Books are much more affordable and accessible today than they were in the past, thanks to innovations in printing and digital technology. This article explores how Gutenberg’s printing press and Project Gutenberg’s eBooks have dramatically reduced the cost and increased the availability of books over time.


Gutenberg innovated the printing press around 1440. At that time, the average book cost around 135 days of labor, ranging from 15 days for a short book to 256 days for a major work. If each day contains eight hours of work, the average book will cost 1,080 hours. Today, blue-collar hourly compensation rate in the U.S. (wages and benefits) is around $32.54. Holding everything else constant, if there had been no book innovation since 1439, the money price of a typical book would be $35,143 today.

On July 4, 1971, Michael S. Hart created one of the first eBooks when he typed the Declaration of Independence on his computer and distributed the file to all his friends.
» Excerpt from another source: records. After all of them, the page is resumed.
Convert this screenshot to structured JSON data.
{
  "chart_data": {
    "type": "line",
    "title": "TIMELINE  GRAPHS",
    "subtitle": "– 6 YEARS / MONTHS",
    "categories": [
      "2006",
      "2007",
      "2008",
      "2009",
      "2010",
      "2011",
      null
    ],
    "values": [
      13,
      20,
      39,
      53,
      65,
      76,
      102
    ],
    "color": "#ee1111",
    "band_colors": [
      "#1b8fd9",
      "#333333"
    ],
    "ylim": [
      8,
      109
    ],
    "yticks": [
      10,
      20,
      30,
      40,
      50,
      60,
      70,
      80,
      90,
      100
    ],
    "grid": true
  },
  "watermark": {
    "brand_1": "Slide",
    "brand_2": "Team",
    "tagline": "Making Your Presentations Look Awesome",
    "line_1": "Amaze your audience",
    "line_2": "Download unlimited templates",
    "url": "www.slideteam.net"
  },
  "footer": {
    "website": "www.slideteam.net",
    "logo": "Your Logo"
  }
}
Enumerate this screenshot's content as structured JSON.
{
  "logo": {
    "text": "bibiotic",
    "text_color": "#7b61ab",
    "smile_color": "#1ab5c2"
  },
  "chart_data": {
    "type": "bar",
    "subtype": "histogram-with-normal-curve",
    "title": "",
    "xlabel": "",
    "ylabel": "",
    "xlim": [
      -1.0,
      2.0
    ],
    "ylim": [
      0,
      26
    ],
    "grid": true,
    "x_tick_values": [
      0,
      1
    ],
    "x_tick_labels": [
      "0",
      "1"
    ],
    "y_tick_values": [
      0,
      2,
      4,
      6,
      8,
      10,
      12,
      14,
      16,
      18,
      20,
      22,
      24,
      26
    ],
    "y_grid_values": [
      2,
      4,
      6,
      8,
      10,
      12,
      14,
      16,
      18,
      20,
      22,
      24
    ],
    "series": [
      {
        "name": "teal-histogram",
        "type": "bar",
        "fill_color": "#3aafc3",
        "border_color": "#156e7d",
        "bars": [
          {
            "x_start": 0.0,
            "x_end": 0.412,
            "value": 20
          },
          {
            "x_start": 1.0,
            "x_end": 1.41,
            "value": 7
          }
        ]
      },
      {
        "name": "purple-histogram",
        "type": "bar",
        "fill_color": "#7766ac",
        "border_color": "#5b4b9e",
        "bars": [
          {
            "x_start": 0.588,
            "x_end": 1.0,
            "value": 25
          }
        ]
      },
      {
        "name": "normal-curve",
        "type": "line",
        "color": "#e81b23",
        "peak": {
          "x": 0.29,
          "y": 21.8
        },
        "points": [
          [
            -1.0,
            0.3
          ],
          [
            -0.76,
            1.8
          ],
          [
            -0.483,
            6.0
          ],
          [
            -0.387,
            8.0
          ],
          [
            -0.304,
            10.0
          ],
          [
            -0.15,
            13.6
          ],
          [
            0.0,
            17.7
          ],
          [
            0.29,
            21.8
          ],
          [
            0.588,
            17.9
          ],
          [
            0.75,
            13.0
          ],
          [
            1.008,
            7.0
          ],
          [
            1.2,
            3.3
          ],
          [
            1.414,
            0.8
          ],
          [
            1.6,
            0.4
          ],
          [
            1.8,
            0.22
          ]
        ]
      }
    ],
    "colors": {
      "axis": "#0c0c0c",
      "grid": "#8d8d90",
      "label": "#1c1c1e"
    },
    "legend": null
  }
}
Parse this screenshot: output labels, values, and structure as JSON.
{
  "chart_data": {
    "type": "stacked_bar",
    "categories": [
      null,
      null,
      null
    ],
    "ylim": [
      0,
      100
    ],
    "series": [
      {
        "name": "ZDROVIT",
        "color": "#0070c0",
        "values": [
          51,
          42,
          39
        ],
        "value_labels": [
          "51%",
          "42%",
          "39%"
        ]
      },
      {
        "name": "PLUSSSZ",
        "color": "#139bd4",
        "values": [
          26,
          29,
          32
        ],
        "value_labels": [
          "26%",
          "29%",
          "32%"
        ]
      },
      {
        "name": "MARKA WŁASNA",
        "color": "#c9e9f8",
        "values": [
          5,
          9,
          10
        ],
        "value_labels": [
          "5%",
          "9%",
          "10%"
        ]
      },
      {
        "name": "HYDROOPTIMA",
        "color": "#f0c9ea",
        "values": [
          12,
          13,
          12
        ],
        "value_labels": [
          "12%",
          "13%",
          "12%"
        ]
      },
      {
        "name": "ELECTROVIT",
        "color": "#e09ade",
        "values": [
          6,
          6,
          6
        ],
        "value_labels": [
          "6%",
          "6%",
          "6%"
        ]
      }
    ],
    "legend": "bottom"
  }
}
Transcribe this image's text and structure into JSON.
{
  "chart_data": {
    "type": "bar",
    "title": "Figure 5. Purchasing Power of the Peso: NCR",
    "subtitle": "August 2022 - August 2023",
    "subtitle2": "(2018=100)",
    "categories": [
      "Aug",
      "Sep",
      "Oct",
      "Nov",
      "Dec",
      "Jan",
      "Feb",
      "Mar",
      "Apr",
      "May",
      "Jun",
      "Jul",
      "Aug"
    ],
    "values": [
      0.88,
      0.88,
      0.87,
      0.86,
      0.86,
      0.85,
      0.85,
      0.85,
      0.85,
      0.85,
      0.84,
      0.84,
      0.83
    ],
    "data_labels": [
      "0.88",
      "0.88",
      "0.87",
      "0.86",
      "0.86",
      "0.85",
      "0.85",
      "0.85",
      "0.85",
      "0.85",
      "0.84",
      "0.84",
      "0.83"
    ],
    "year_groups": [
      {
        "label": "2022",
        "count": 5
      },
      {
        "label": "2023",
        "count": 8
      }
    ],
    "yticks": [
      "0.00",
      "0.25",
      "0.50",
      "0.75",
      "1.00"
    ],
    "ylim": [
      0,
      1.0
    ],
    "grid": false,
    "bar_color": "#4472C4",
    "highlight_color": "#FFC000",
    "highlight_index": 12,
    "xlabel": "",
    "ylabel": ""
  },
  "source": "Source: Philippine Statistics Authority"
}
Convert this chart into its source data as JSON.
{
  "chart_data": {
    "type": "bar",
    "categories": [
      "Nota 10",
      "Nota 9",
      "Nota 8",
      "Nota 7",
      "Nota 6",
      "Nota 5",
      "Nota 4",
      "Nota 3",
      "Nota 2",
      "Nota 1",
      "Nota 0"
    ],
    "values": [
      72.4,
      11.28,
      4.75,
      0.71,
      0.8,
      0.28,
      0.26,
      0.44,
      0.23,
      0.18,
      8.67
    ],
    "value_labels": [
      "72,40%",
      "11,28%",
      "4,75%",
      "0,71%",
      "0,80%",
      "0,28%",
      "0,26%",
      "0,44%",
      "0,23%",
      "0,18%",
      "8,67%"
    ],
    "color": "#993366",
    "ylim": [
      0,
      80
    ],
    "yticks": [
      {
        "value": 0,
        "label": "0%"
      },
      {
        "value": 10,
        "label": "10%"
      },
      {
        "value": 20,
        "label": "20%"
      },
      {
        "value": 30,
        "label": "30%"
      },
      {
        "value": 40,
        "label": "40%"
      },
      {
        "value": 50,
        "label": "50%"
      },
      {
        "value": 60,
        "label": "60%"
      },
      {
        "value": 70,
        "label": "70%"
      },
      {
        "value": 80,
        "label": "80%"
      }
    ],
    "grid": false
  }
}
He went on to found Project Gutenberg to encourage the creation and free distribution of eBooks. In the last 50 years, with the help of thousands of volunteers, the project has created a 67,000-volume library of books in over 60 languages and dialects.

If it weren’t for Gutenberg and his press and Hart and his computer, it would cost $2,354,594,400 to have such a 67,000-volume library. Yet that library is almost free today. As the Nobel Prize-winning economist Paul Romer would say, knowledge has increasing returns. Knowledge tends to make it easier to create and discover new knowledge. Knowledge can and sometimes does “go exponential.”

In 2022 we can all enjoy reading a great book for free and use our extra 1,080 hours to create some other valuable new knowledge to share with the rest of the world.